Hash Table & Multi-Level Lookup Performance

Main Memory Latency

Just for perspective, here's the main memory access latencies we've determined:

Kernel-level, fixed-TLB benchmark:

Processor	MHz	Architecture	Ticks/Access	NSec/access
Xeon Dual-Core 3060	2400	Core 2	185	77

Determined using a modified HiStar kernel, which remaps a 2MB data page as uncached and does 4-byte aligned accesses 100e6 times. The average is then taken. There is one initial TLB miss, but no other activity in the system.

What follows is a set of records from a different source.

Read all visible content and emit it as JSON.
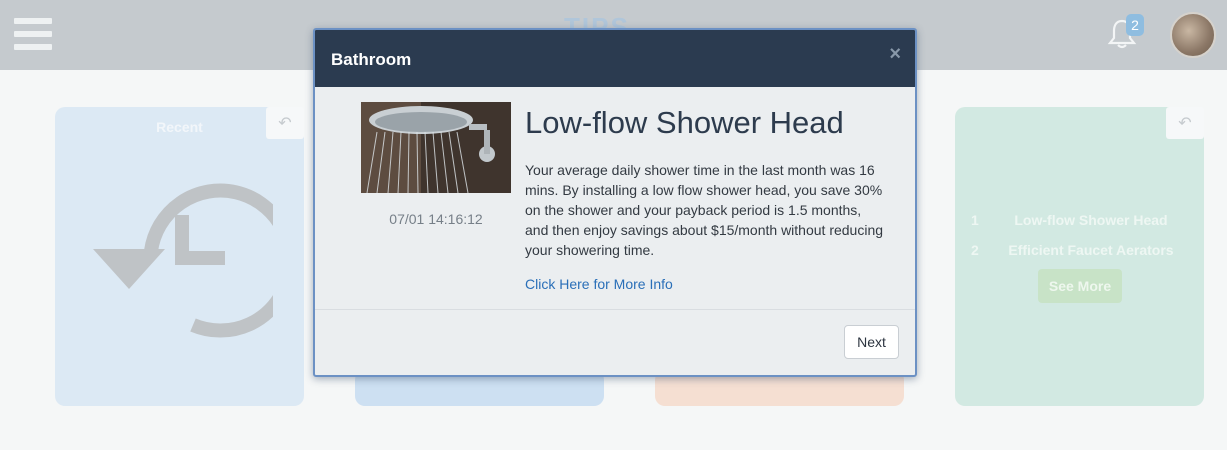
{
  "header": {
    "logo_text": "TIPS",
    "notification_count": "2"
  },
  "cards": {
    "recent": {
      "title": "Recent"
    },
    "tips": {
      "items": [
        {
          "number": "1",
          "label": "Low-flow Shower Head"
        },
        {
          "number": "2",
          "label": "Efficient Faucet Aerators"
        }
      ],
      "see_more_label": "See More"
    }
  },
  "modal": {
    "title": "Bathroom",
    "close_symbol": "×",
    "timestamp": "07/01 14:16:12",
    "heading": "Low-flow Shower Head",
    "body": "Your average daily shower time in the last month was 16 mins. By installing a low flow shower head, you save 30% on the shower and your payback period is 1.5 months, and then enjoy savings about $15/month without reducing your showering time.",
    "link_label": "Click Here for More Info",
    "next_label": "Next"
  },
  "colors": {
    "header_bg": "#c5cace",
    "modal_header_bg": "#2b3b50",
    "link": "#2a6fb8"
  },
  "icons": [
    "menu-icon",
    "bell-icon",
    "undo-icon",
    "history-icon",
    "close-icon"
  ]
}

User-level benchmark (includes TLB misses, except for 1GB Phenom case):

Processor	MHz	Architecture	Page Size	Ticks/Access	NSec/access
Phenom 9850 Quad-Core	2500	K10	4k	529	212
Phenom 9850 Quad-Core	2500	K10	1g	244	98
Xeon Dual-Core 3060	2400	Core 2	4k	262	109
Xeon Dual-Core 3060	2400	Core 2	4m	193	80
Core i7-920	2667	Nehalem	4k	99	37
Core i7-920	2667	Nehalem	2m	63	24

Determined in userspace by the following:

int main() {
	uint32_t *buf = getbuf();
	const int loops = 100 * 1000 * 1000;
	uint64_t b;
	uint64_t blah = 0;	// don't compile away
	int i;

	b = rdtsc();
	for (i = 0; i < loops; i++)
		blah += random() % (maxmem / sizeof(buf[0]));
	uint64_t random_ticks = rdtsc() - b; 

	printf("%" PRIu64 " ticks for random-mod (%" PRIu64 " each)\n",
	    random_ticks, random_ticks / loops);

	b = rdtsc();
	for (i = 0; i < loops; i++)
		blah += buf[random() % (maxmem / sizeof(buf[0]))];
	uint64_t access_ticks = rdtsc() - b;

	printf("%" PRIu64 " total ticks (%" PRIu64 " each)\n", access_ticks,
	    access_ticks / loops);
	printf("%" PRIu64 " ticks not including random-mod (%" PRIu64 " each)\n",
	    access_ticks - random_ticks, (access_ticks - random_ticks) / loops);

	return blah;
}

Where getbuf() returns a 1GB region of va (maxmem = 1 * 1024 * 1024 * 1024).
Note that Phenom and Nehalem have about 23MB of L1 and L2 data TLB coverage. The Xeon is likely similar, if less.
All chips have < 10MB cache, so > 99% of the data set is uncached.